Over the following years, Mr Loone established strong relationships with the firm’s clients.
In January 2015, CHA was purchased by Findex Group Ltd. The purchase brought about several changes and restructuring. As a result of those changes, Mr Loone’s previous management responsibilities and autonomy were substantially reduced.
In June 2016, a new bonus incentive model was introduced, resulting in 20% of annual bonus payments being deferred for three years rather than paid annually (with the remaining 80%). Under the new direction, net profits of $440,000 were excluded from the Launceston ‘staff bonus pool’. Those net profits were attributable to Mr Loone’s efforts and involvement in acquiring another accounting firm. This consequently reduced the bonus for which Mr Loone would be eligible to receive.
Disenchanted, Mr Loone resigned in July 2016, refusing to work out any notice period on the basis that CHA had repudiated the employment contract.

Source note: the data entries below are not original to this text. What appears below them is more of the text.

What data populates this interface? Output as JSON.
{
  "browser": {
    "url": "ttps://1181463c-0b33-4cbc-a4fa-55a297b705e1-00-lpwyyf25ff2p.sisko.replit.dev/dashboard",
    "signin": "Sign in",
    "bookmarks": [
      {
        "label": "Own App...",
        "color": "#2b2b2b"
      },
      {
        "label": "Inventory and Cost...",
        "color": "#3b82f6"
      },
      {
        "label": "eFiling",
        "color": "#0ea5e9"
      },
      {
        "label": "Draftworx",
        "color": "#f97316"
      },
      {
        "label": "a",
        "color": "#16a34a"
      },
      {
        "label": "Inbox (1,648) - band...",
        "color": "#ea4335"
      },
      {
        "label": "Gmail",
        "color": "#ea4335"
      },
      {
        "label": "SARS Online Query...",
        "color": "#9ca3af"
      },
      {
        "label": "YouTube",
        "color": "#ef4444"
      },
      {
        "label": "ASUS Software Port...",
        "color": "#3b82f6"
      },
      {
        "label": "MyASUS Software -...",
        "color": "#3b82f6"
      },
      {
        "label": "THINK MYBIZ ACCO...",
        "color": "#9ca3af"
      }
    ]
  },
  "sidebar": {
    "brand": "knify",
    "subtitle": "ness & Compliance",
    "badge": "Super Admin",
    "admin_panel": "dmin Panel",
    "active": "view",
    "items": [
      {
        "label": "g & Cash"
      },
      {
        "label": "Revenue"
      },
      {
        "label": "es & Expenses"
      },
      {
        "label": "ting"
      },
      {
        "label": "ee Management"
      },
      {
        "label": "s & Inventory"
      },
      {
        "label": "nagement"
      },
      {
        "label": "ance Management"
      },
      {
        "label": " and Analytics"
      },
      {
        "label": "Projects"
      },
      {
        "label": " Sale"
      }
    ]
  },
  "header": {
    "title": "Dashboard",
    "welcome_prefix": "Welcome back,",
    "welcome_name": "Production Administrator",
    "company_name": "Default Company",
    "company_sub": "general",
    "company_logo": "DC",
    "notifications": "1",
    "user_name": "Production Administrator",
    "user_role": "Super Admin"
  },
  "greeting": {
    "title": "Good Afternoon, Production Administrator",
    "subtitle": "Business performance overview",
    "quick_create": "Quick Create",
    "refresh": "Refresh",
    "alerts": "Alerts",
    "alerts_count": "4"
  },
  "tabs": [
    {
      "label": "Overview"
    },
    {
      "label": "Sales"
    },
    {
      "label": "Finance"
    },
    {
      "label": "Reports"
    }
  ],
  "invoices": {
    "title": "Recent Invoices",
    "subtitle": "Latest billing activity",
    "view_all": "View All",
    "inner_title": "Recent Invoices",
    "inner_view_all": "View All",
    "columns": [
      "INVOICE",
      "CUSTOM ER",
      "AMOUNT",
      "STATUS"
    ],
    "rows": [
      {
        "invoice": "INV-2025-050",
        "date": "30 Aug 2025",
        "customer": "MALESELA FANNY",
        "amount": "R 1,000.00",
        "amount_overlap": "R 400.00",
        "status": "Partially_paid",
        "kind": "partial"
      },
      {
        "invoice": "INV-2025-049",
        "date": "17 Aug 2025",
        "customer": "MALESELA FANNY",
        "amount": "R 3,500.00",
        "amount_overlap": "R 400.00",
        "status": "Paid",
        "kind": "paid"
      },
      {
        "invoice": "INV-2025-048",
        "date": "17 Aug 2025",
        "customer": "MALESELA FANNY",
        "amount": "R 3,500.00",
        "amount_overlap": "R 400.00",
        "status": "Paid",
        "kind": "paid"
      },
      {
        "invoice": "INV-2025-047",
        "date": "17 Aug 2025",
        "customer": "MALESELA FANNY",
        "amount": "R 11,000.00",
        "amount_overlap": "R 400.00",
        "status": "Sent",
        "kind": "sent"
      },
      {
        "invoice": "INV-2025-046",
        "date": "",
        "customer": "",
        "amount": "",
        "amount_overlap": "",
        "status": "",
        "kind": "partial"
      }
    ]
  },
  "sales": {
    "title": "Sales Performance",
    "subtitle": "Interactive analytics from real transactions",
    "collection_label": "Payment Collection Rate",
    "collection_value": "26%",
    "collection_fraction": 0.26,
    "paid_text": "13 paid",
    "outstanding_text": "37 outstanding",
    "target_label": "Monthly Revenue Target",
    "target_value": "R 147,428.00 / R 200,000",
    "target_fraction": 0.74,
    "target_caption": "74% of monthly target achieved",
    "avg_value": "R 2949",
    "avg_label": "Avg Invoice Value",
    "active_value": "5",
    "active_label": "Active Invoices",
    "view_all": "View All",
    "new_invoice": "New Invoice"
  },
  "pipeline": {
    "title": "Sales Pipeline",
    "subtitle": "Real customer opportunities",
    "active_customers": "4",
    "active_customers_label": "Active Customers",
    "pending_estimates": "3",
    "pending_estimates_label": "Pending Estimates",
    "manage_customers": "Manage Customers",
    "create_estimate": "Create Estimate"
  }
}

CHA sought a temporary injunction in the Supreme Court, invoking the restraint of trade provisions in the employment contract. An injunction restraining Mr Loone from offering accounting services to 89 of CHA’s clients was granted in September 2016.

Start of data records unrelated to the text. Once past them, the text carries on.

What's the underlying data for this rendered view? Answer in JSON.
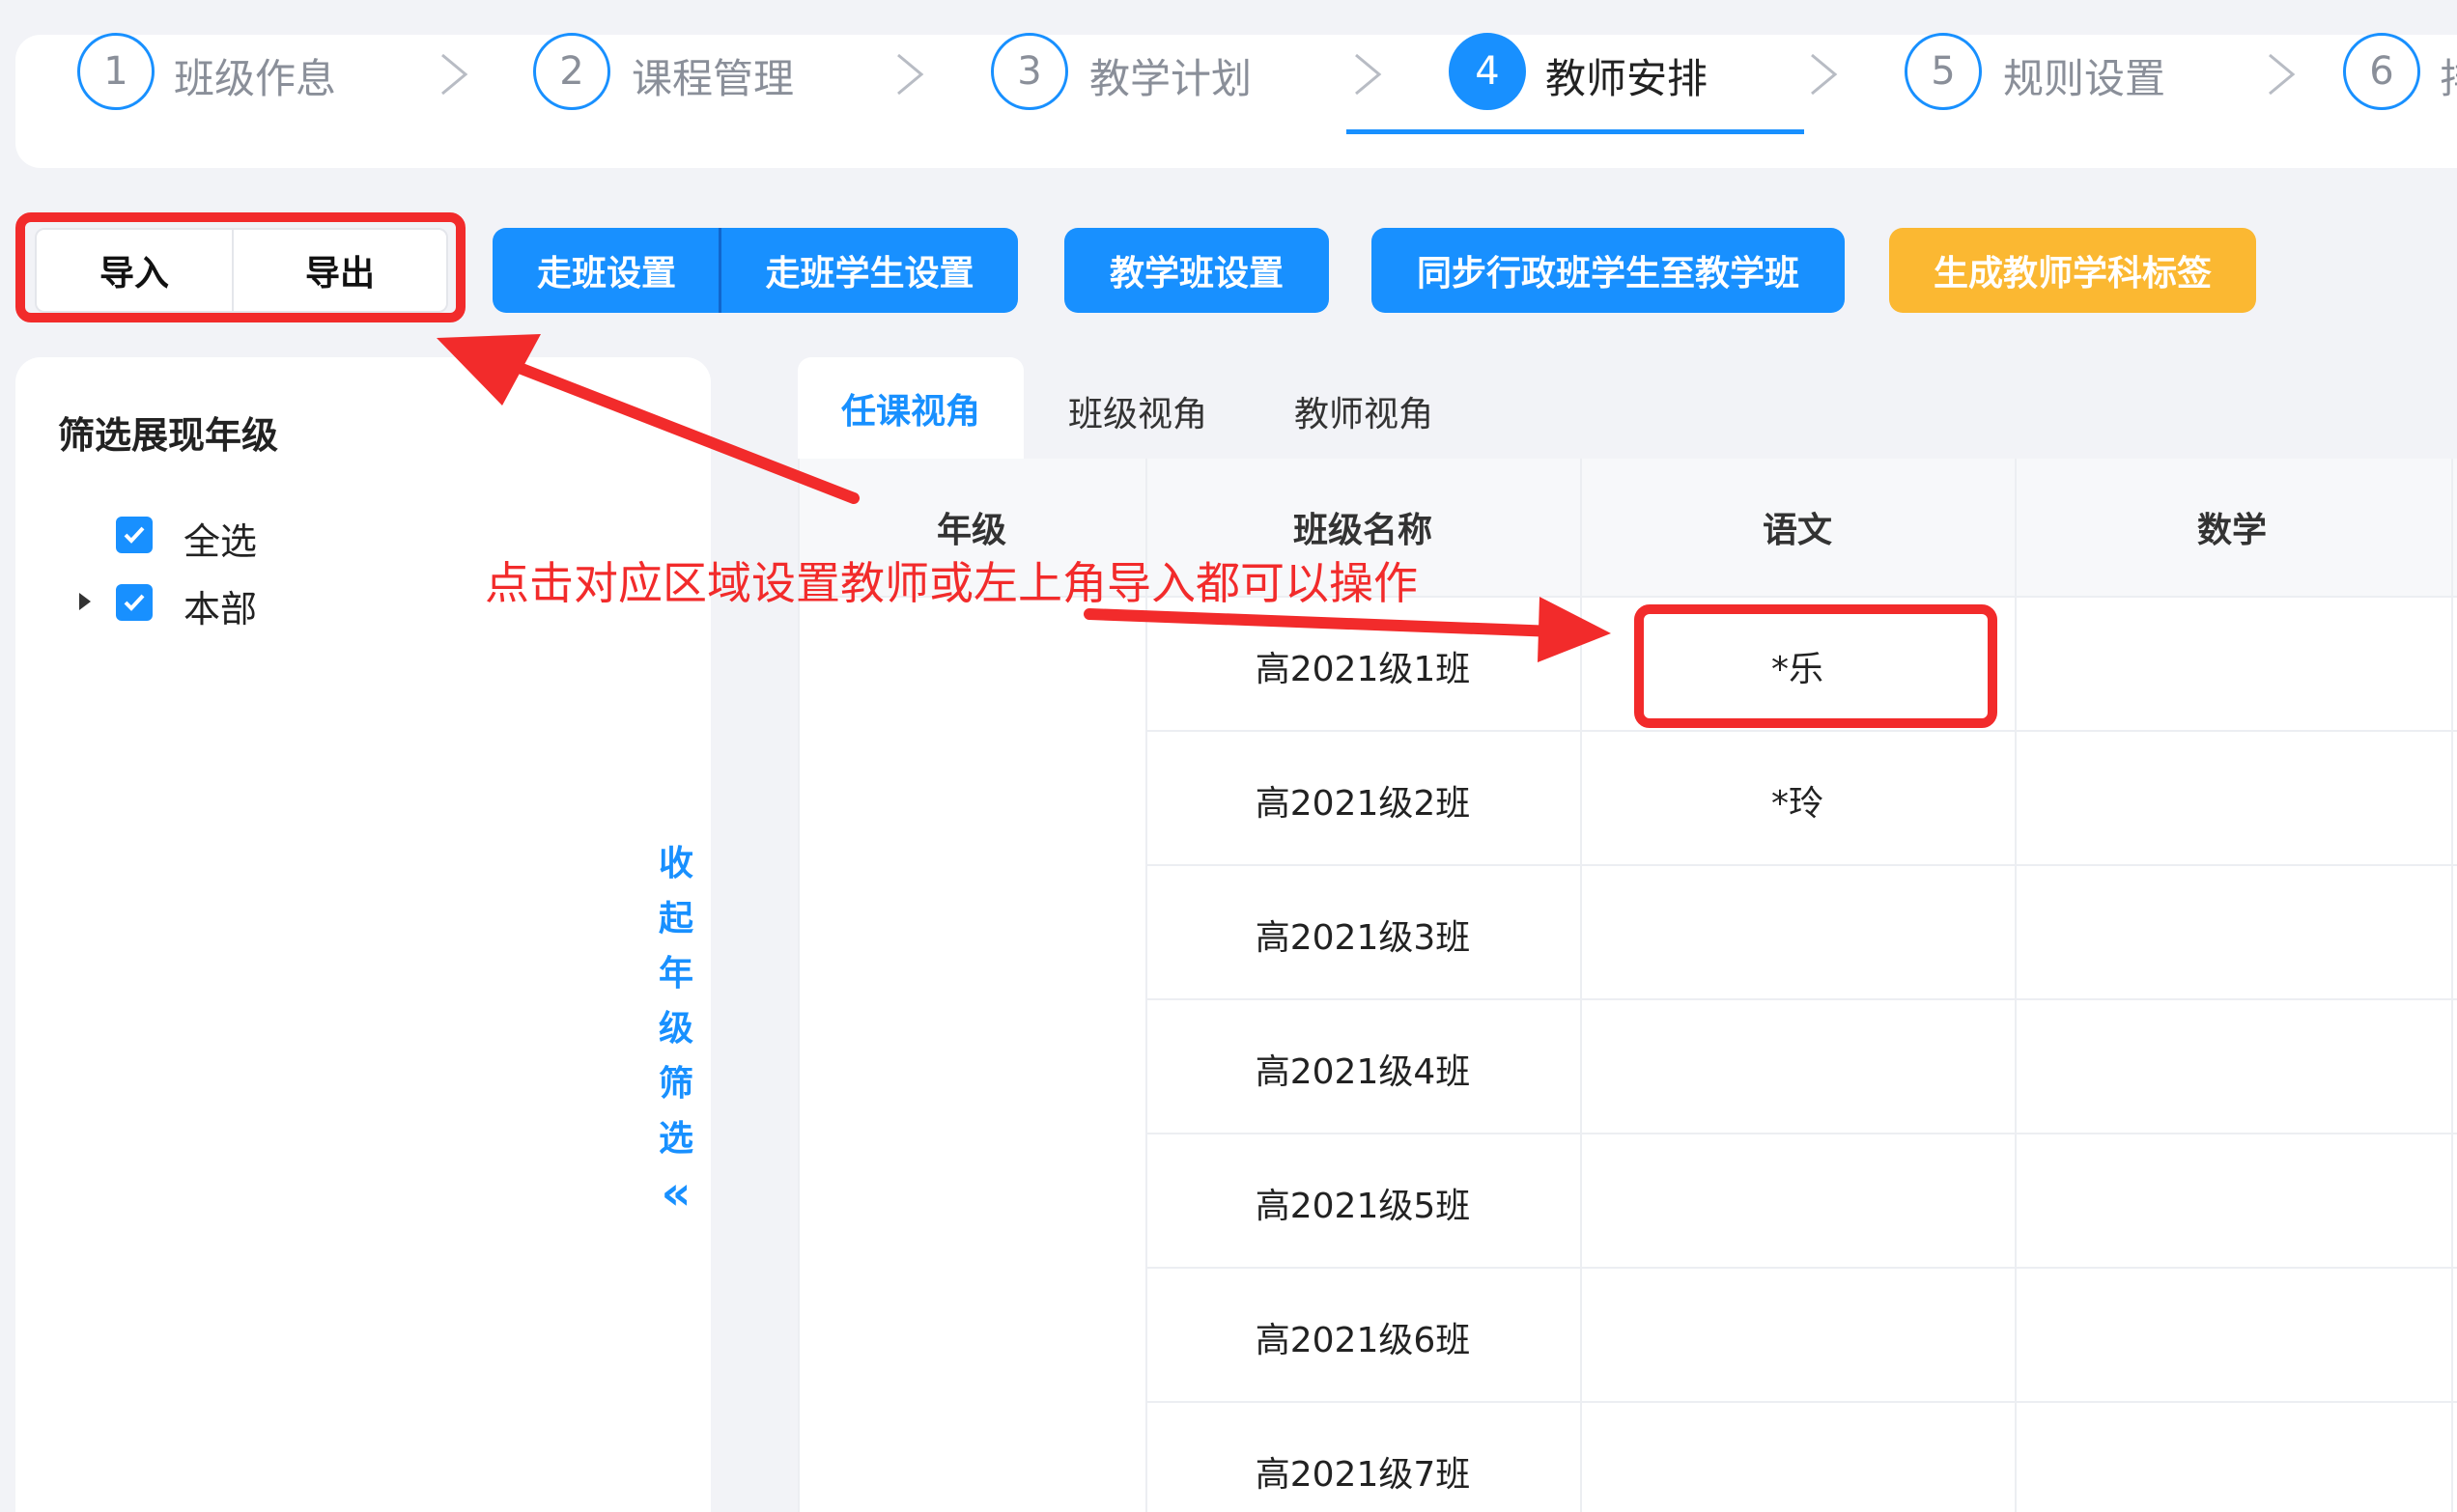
{
  "steps": [
    {
      "num": "1",
      "label": "班级作息"
    },
    {
      "num": "2",
      "label": "课程管理"
    },
    {
      "num": "3",
      "label": "教学计划"
    },
    {
      "num": "4",
      "label": "教师安排"
    },
    {
      "num": "5",
      "label": "规则设置"
    },
    {
      "num": "6",
      "label": "排"
    }
  ],
  "toolbar": {
    "import": "导入",
    "export": "导出",
    "walk_class": "走班设置",
    "walk_students": "走班学生设置",
    "teaching_class": "教学班设置",
    "sync": "同步行政班学生至教学班",
    "generate_tags": "生成教师学科标签"
  },
  "filter": {
    "title": "筛选展现年级",
    "select_all": "全选",
    "campus": "本部",
    "collapse": "收起年级筛选",
    "collapse_icon": "«"
  },
  "tabs": [
    "任课视角",
    "班级视角",
    "教师视角"
  ],
  "table": {
    "headers": [
      "年级",
      "班级名称",
      "语文",
      "数学"
    ],
    "rows": [
      {
        "class": "高2021级1班",
        "chinese": "*乐"
      },
      {
        "class": "高2021级2班",
        "chinese": "*玲"
      },
      {
        "class": "高2021级3班",
        "chinese": ""
      },
      {
        "class": "高2021级4班",
        "chinese": ""
      },
      {
        "class": "高2021级5班",
        "chinese": ""
      },
      {
        "class": "高2021级6班",
        "chinese": ""
      },
      {
        "class": "高2021级7班",
        "chinese": ""
      }
    ]
  },
  "annotation": "点击对应区域设置教师或左上角导入都可以操作",
  "colors": {
    "primary": "#1890ff",
    "orange": "#fbb832",
    "annotation_red": "#f22b2b"
  }
}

In April 2017, the Court discharged the injunction previously imposed, and decided that Mr Loone’s termination of the contract was valid. Consequently, the Court determined the post-employment restraint of trade clause in the contract ineffective.
CHA’s appeal of this decision was unsuccessful, the Court affirming that:
- The change of duties introduced after CHA’s acquisition by Findex were significant, and resulted in Mr Loone’s new position no longer reflecting the role of Managing Principal as provided in his employment contract.
- The new bonus system which introduced a deferred payment scheme breached the employment contract which, upon its proper construction, provided for annual payments.
- By excluding the major acquisition from Mr Loone’s bonus calculations, CHA breached the employment agreement by failing to properly assess the bonus entitlement in accordance with the prescribed criteria. In particular, clause 7.5 provided that bonus payments ‘...will be determined by consideration of various performance parameters including but not limited to...personal performance…’.
- CHA could not enforce the post-employment restraint provisions in Mr Loone’s contract because of its repudiatory conduct. Whilst the restraint provisions per se were generally enforceable, the termination of the contract by Mr Loone meant that the restraints had no legal effect. In this regard, the Court could find no other relevant precedent to refute this proposition.
A party may lawfully terminate a contract by accepting a repudiation, which is where that party demonstrates that he or she or it does not intend to be bound by the contract’s terms. CHA’s conduct was deemed repudiatory and Mr Loone’s acceptance of the repudiatory conduct entitled him to terminate the contract.
In this case, CHA paid a considerable price for its conduct. Mr Loone was awarded over $420,000 reflective of his salary for 12 months, together with $142,000 representing his full bonus entitlement for the prior year.
Key take-home points
- Employment contracts and restraint provisions should be drafted carefully, and employers must act cautiously when introducing change that substantially alters the terms of the employment arrangement.
- An employer’s conduct will likely be taken into consideration when relying on restraint provisions. Unilateral changes to employment arrangements at the discretion of the employer, and which breach contractual obligations, may constitute repudiation of the contract and render any restraint clause unenforceable. The exiting employee may not be restrained from taking an immediate position with a rival company.
- Employers should review contracts regularly, and fully understand provisions regarding position descriptions, remuneration and bonus structures.
Employers seeking to restructure operations and introduce significant change in the workplace should seek legal advice before doing so. Certain actions may be deemed a repudiation of the employment contract, leaving the employer at risk and unable to rely on restraint provisions.